The tax jurisdictions of 70 countries signed the document and many others expressed their intention to join the signatories. This action should help to make changes to reduce the phenomenon of double taxation.

The JTPF experts' forum has released the final version of the report on the application of the benchmarking approach for transfer pricing in the EU Member States "REPORT ON THE USE OF COMPARABLES IN THE EU."

The document focuses on the problem of finding comparative data. It contains 8 detailed recommendations, which include:

  • Process diagrams and documentation of the course of searching for comparison data (formulation of analysis assumptions, quantitative analysis, qualitative analysis);
  • Principles of treatment of comparative data acquired from internal and external transactions,
  • Information sources in EU,
  • Selection of comparative data by the analysis of the identified value range and multi-term data,
  • The problem of correcting comparative data including in the context of the geographical factor.

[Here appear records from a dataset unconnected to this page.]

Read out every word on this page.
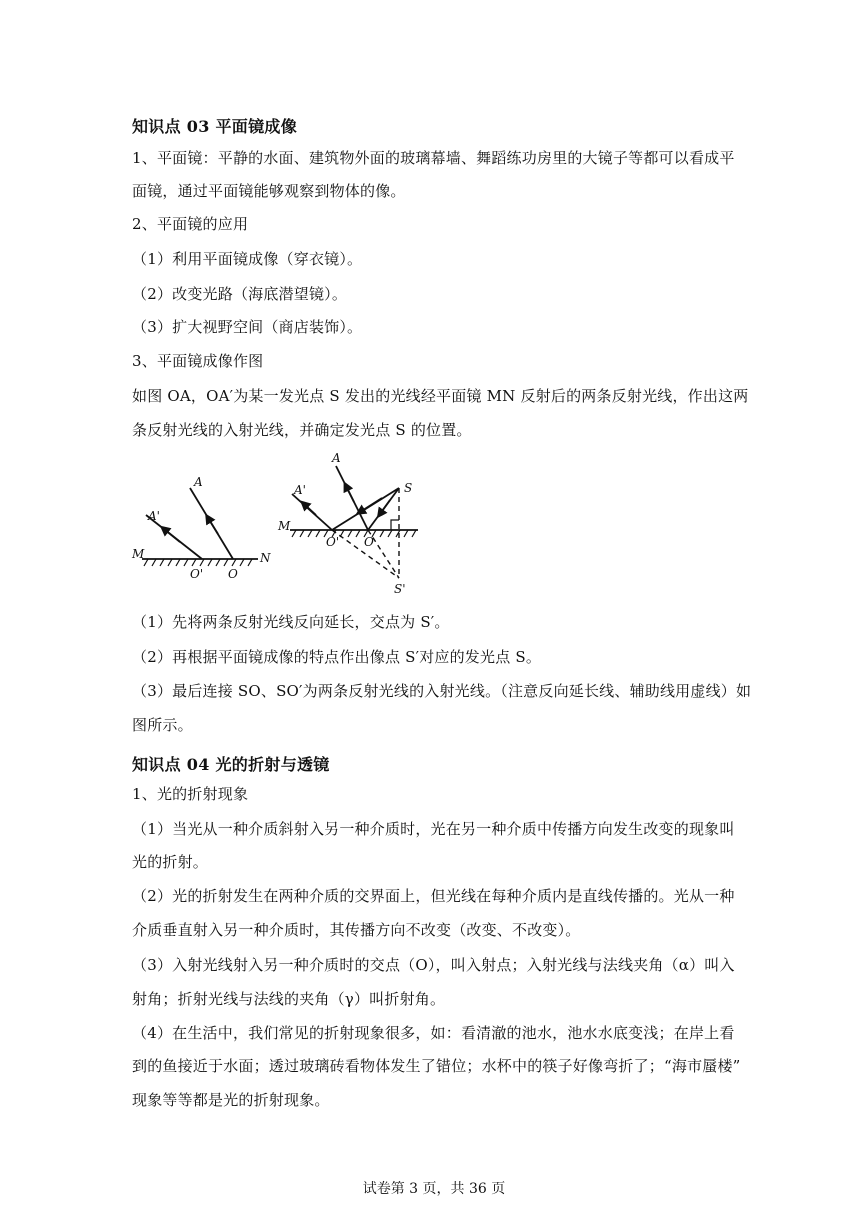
知识点 03 平面镜成像
1、平面镜：平静的水面、建筑物外面的玻璃幕墙、舞蹈练功房里的大镜子等都可以看成平
面镜，通过平面镜能够观察到物体的像。
2、平面镜的应用
（1）利用平面镜成像（穿衣镜）。
（2）改变光路（海底潜望镜）。
（3）扩大视野空间（商店装饰）。
3、平面镜成像作图
如图 OA，OA′为某一发光点 S 发出的光线经平面镜 MN 反射后的两条反射光线，作出这两
条反射光线的入射光线，并确定发光点 S 的位置。
A'
A
M	N
O' O
A'
A
M
S
O' O
S'
（1）先将两条反射光线反向延长，交点为 S′。
（2）再根据平面镜成像的特点作出像点 S′对应的发光点 S。
（3）最后连接 SO、SO′为两条反射光线的入射光线。（注意反向延长线、辅助线用虚线）如
图所示。
知识点 04 光的折射与透镜
1、光的折射现象
（1）当光从一种介质斜射入另一种介质时，光在另一种介质中传播方向发生改变的现象叫
光的折射。
（2）光的折射发生在两种介质的交界面上，但光线在每种介质内是直线传播的。光从一种
介质垂直射入另一种介质时，其传播方向不改变（改变、不改变）。
（3）入射光线射入另一种介质时的交点（O），叫入射点；入射光线与法线夹角（α）叫入
射角；折射光线与法线的夹角（γ）叫折射角。
（4）在生活中，我们常见的折射现象很多，如：看清澈的池水，池水水底变浅；在岸上看
到的鱼接近于水面；透过玻璃砖看物体发生了错位；水杯中的筷子好像弯折了；“海市蜃楼”
现象等等都是光的折射现象。
试卷第 3 页，共 36 页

The document is essentially based on TPG records but allows for some areas to be refined. Much emphasis is placed on documenting the search for comparative data and justification for all necessary steps in the process, and thus on transparency from evidential needs as well as on the consistency of the procedure used and the maximization of the objective approach.


In our opinion, there is no general strengths and weaknesses of specific valuation methods. Everything depends on the particular case and circumstances.

It should be taken into account the object and purpose of valuation, type, and characteristics of the transactions, the exploitation fields of intangible assets, the role of intangible assets in the process of generating added value, a portfolio of other physical and non-physical assets, business strategies, etc.

The OECD has received and published an invitation to a discussion on the application of the method Profit Split in the context of the global value chain (the document is more than 500 pages). As a co-author of the opinion submitted within the framework of our Association Center for Transfer Pricing. I believe that the views provided by some of the experts are as impressive as divergent on many crucial issues. This document demonstrates the scale of the problem to be solved according to plan in the fourth quarter of B. R. in the form of the final document. On March 19-20, will be held in the conference center of the OECD in Paris meeting to another exchange of views and help the OECD in the elaboration of positions acceptable to the tax authorities of each country.